Section II : La sécurisation des paiements en ligne

« Dans le langage courant, le terme paiement désigne l’action de verser une somme d’argent qui est due. Le lexique des termes juridiques donne le sens suivant au paiement, exécution volontaire d’une obligation, quel qu’en soit l’objet (versement d’une somme d’argent, livraison de marchandises…) libérant le débiteur et éteignant la dette, sauf lorsque la loi ou le contrat prévoit une subrogation dans les droits du créancier »1.

Le paiement en ligne quant à lui, est tout simplement un échange d’argent par les systèmes de paiements électroniques, soit à travers l’internet ou des réseaux de télécommunications2. Ainsi, plusieurs alternatives ont été instaurées pour permettre au consommateur d’effectuer le paiement en toute sécurité (Paragraphe I). Mais malgré ces différentes solutions sécuritaires, le système de paiement en ligne n’inspire pas encore une totale confiance chez le consommateur (Paragraphe II).

Paragraphe I : Une sécurisation instaurée

L’exécution du contrat électronique suppose que le cyberconsommateur respecte son obligation de paiement en ligne. Afin qu’il réalise à bien cette obligation, les cybermarchands mettent tout en œuvre pour assurer la sécurisation des paiements en ligne3 (A).
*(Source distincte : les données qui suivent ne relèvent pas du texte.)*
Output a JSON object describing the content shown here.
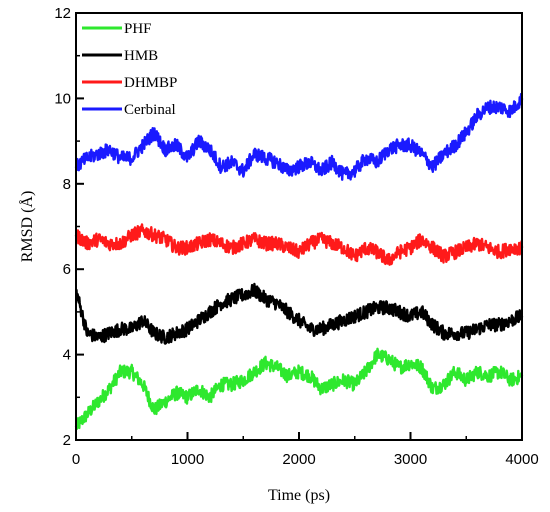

Cette obligation de garantie sécuritaire du paiement en ligne doit être en mesure d’éviter au consommateur une responsabilité excessive (B).

A- La prise de mesure raisonnable par le professionnel

« Le paiement électronique existe depuis de nombreuses années dans le monde dit matériel, par opposition au monde virtuel. Que ce soit par carte bancaire, par virement, l’argent virtuel est bien entré dans les processus d’achat, de vente, de prêt, etc. Pourtant le monde virtuel de l’internet, en particulier, se trouve à la recherche permanente des moyens de paiement simples, sécurisés et efficaces »4. Pour la doctrine, l’acte de paiement constitue un acte juridique analysé comme une convention entre le créancier qui accepte que le débiteur soit déchargé de l’obligation qu’il avait envers lui, en exécutant sa prestation5, ou comme un acte unilatéral puisque la libération du débiteur ne dépend pas de la volonté du créancier6. La résolution 70/186 du 22 décembre 2015 de l’AG de l’ONU adoptée lors de sa soixante-dixième session a fait du principe de traitement juste et équitable, l’un des principes généraux pour la protection du consommateur.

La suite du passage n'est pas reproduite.